7. Brand mentions in social media. So, you have a highly active social network and members are talking about your company or the company’s brands. Measure and track both positive and negative mentions, and their quantities.

8. Loyalty. Are social members interacting in the network repeatedly, sharing content and links, mentioning your brands, evangelizing? How many members reshare? How often do they reshare?

9. Virality. Social members might be sharing Twitter tweets and Facebook updates relevant to your company, but is this info being reshared by their networks? How soon afterwards are they resharing? How many FoaFs (Friends of Friends) are resharing your links and content?

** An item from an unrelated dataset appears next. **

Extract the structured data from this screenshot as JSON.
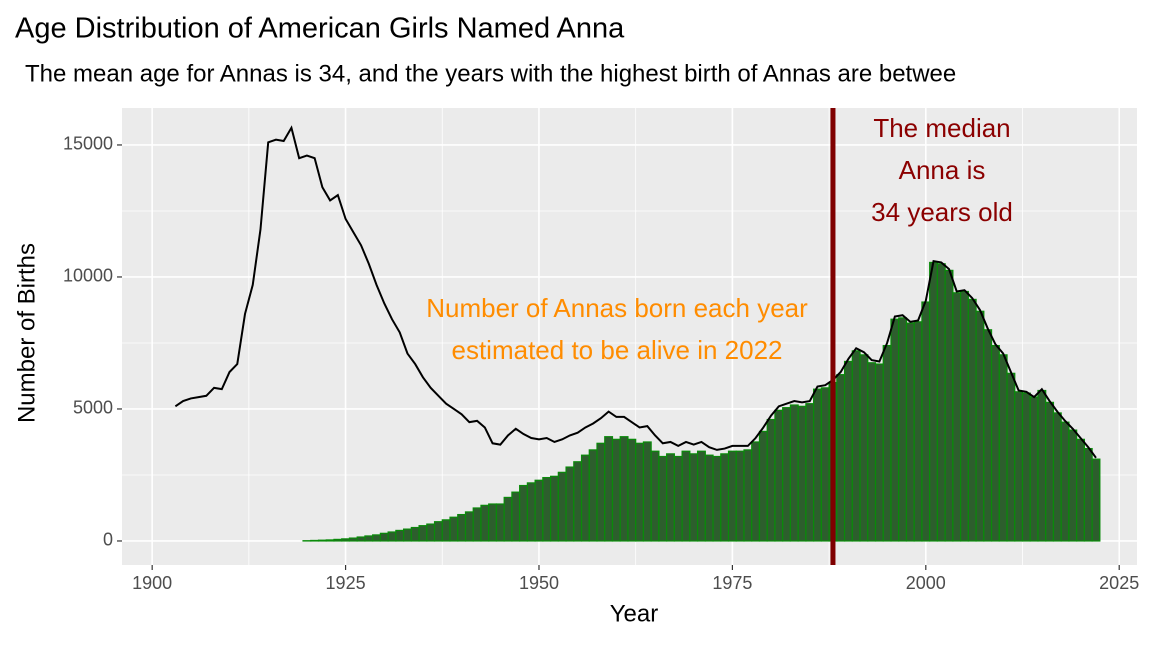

10. Blog interaction. This is actually more than one metric lumped together. Blogs ARE part of an SMM (Social Media Marketing) toolkit, but only if you allow comments and interact with readers by responding. If you’re doing this, encourage responses either directly in the comments section of blog posts, or via Twitter. (Use a blog widget that allows this.) If your blog’s content is suitable for social voting (Digg, Propeller, Mixx, etc.) or social bookmarking (Delicious, Stumbleupon) sites, install a blog plugin that displays the necessary sharing “buttons”, then track referrals back from those sites.

One Comment

  1. David Lawyer says:

    Great post and the breakdown and list of KPI’s is excellent. Definitely some items here that I hadn’t taken account of or have forgotten to track. Very nice resource. Thank you.